Wind power, a source of low impact renewable energy commonly referred to as green power, is a growing issue within EC's environmental assessment (EA) program. While generally considered to be a power source that does not come at the expense of the environment, wind power can have some negative environmental impacts, namely on migratory birds.
WHY IS THIS AN ISSUE AND WHAT ARE THE ANTICIPATED IMPACTS?
There are two sides of the wind power issue that the EA program must broker: support of wind power in response to policy that supports clean air and climate change, and concern regarding migratory birds, species at risk, and habitat that may be adversely affected when siting wind turbines.
EC's concern is based on the need to comply with the Migratory Birds Convention Act (MBCA) and the Species at Risk Act (SARA), and further by the inclusion of effects on species at risk in the definition of "environmental effects" under the Canadian Environmental Assessment Act (CEAA).

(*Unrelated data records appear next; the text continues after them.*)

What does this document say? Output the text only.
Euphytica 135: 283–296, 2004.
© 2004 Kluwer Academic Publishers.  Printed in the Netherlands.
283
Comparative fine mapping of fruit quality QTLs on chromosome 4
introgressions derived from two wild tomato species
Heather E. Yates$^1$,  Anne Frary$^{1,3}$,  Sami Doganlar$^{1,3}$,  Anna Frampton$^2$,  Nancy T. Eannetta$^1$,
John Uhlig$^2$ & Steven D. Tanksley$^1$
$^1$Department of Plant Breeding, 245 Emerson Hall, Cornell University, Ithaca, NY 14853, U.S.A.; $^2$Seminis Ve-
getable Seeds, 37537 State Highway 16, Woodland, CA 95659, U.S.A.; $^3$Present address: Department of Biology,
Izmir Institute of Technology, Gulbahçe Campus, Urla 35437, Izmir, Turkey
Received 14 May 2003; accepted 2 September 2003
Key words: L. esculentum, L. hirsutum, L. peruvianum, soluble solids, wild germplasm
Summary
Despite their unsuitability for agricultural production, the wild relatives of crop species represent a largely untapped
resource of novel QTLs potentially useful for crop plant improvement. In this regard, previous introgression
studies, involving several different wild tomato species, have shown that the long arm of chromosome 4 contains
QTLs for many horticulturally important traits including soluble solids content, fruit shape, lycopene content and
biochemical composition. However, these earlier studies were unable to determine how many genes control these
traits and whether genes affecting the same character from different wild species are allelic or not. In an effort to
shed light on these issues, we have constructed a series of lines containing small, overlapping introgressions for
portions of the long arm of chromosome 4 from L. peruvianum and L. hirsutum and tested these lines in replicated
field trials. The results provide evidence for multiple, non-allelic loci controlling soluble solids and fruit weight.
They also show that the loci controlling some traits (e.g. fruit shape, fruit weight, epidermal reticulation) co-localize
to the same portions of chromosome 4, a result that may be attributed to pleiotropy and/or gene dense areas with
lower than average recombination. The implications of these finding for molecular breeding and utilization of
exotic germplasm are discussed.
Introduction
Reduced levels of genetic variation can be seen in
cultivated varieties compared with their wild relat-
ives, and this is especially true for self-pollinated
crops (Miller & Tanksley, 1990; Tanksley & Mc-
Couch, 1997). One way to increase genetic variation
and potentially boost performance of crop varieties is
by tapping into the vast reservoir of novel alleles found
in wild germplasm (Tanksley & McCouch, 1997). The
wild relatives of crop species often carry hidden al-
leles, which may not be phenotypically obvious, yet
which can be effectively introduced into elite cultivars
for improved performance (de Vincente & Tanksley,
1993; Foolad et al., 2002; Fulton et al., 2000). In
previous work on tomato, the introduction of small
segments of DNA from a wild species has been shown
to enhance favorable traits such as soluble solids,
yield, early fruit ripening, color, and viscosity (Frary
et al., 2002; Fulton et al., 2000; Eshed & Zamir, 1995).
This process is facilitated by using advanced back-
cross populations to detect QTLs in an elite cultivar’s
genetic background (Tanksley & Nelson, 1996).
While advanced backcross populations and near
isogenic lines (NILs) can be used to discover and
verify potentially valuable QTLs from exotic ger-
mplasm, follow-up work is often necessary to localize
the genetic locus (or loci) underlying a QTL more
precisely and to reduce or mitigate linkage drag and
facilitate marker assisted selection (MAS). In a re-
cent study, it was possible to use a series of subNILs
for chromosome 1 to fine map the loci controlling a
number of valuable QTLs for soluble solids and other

Currently in Canada, the impact of wind turbines on birds is not well understood and therefore, is not reflected in EAs in most regions. When a final EA document is submitted for review, EC often finds its concerns have not been addressed, thereby necessitating a postponement of anticipated project timelines if EC's concerns are to be considered. In some cases, the project has been denied altogether; however, often EC's concerns are dismissed and the EA is approved.
Early and clear communication of EC's requirements regarding the assessment of possible bird impacts in the project area is central to the success of wind power initiatives in Canada. Direct communication with industry groups and other key government departments with clear guidance on EC expectations (types of surveys to be conducted, timing for surveys and typically what's involved) is needed.